Ich war am Montagabend in der Stadthalle, verfolgte die Präsentation, stellte eine öffentliche Frage, und war bis 22 Uhr vor Ort, die letzte Stunde am Thementisch Bewertungsfaktoren.
Die Präsentation fand ich ansprechend aufgemacht, die Möglichkeit Fragen zu stellen war auch da, hinterher Diskussion an den Themeninseln. Okay.
Sehr unbefriedigend fand ich das Informationsangebot zum Bewertungsverfahren.
Alles in allem stehen da sehr oberflächlich Behauptungen im Raum.
Ich zitiere mal aus dem Internetauftritt www.stadt-bahn-plus.de
**Reisezeit-Ersparnis**
**Der Stadtbahnausbau schenkt Ihnen Zeit dank schnellerer Verbindungen ohne
Umsteigen. Pro Jahr bedeutet das für jeden ÖPNV-Nutzer Braunschweigs ein
Plus von 5 Stunden und damit einen volkswirtschaftlichen Nutzen.**
(Bitte definieren was der volkswirtschaftliche Nutzen von 5 Stunden sind ...

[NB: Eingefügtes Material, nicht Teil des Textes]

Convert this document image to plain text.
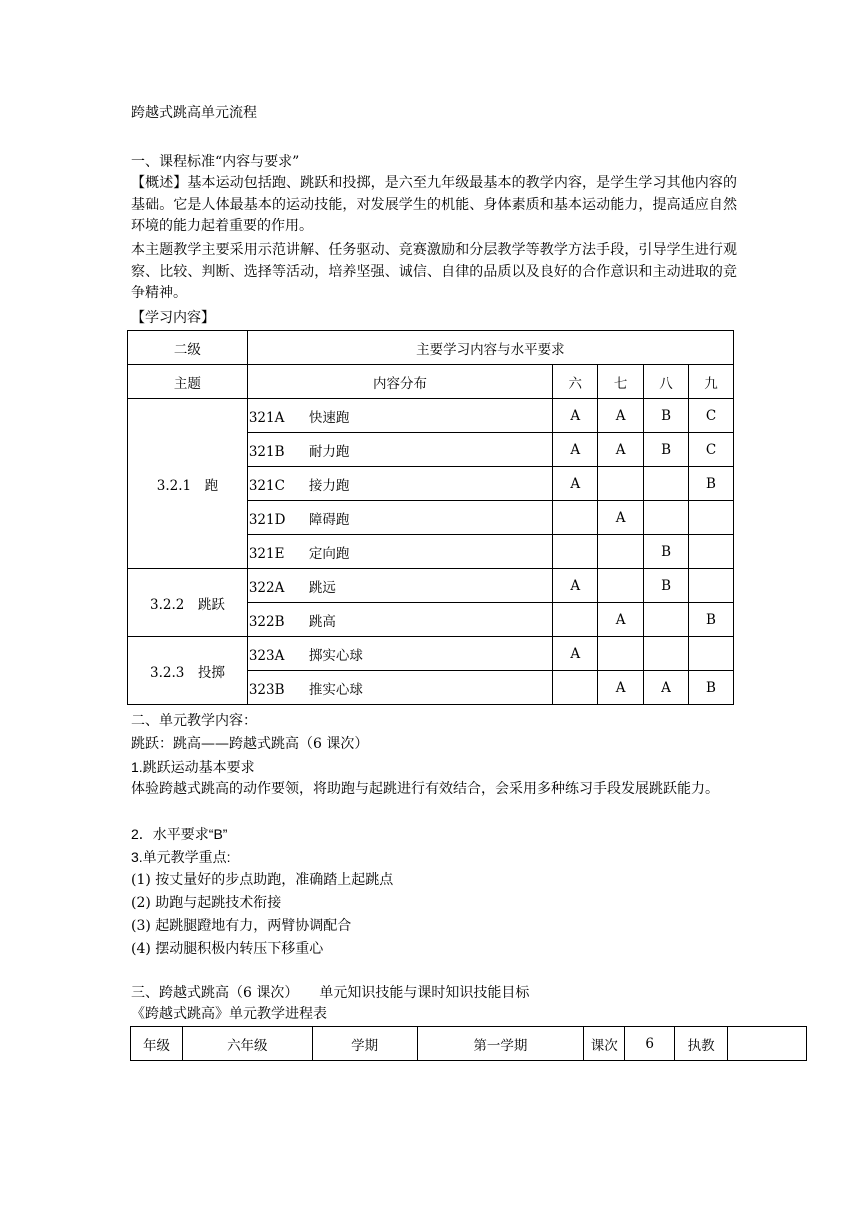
跨越式跳高单元流程
一、课程标准“内容与要求”
【概述】基本运动包括跑、跳跃和投掷，是六至九年级最基本的教学内容，是学生学习其他内容的基础。它是人体最基本的运动技能，对发展学生的机能、身体素质和基本运动能力，提高适应自然环境的能力起着重要的作用。
本主题教学主要采用示范讲解、任务驱动、竞赛激励和分层教学等教学方法手段，引导学生进行观察、比较、判断、选择等活动，培养坚强、诚信、自律的品质以及良好的合作意识和主动进取的竞争精神。
【学习内容】
二级	主要学习内容与水平要求				
主题	内容分布	六	七	八	九
3.2.1　跑	321A 快速跑	A	A	B	C
	321B 耐力跑	A	A	B	C
	321C 接力跑	A			B
	321D 障碍跑		A		
	321E 定向跑			B	
3.2.2　跳跃	322A 跳远	A		B	
	322B 跳高		A		B
3.2.3　投掷	323A 掷实心球	A			
	323B 推实心球		A	A	B
二、单元教学内容：
跳跃：跳高——跨越式跳高（6 课次）
1.跳跃运动基本要求
体验跨越式跳高的动作要领，将助跑与起跳进行有效结合，会采用多种练习手段发展跳跃能力。
2．水平要求“B”
3.单元教学重点:
(1) 按丈量好的步点助跑，准确踏上起跳点
(2) 助跑与起跳技术衔接
(3) 起跳腿蹬地有力，两臂协调配合
(4) 摆动腿积极内转压下移重心
三、跨越式跳高（6 课次）　　单元知识技能与课时知识技能目标
《跨越式跳高》单元教学进程表
年级	六年级	学期	第一学期	课次	6	执教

ist das nicht abhängig davon, was ich mit den 5 Stunden mache:
diese 5 Stunden (300 Minuten/Jahr) habe ich ja nicht am Stück sondern in Miniportionen
etwa 1 Minute täglich z.B. wenn ich mit dem ÖPNV täglich zur Arbeit, zur Schule fahre
(30 Sekunden bei der Hinfahrt, 30 Sekunden bei der Rückfahrt)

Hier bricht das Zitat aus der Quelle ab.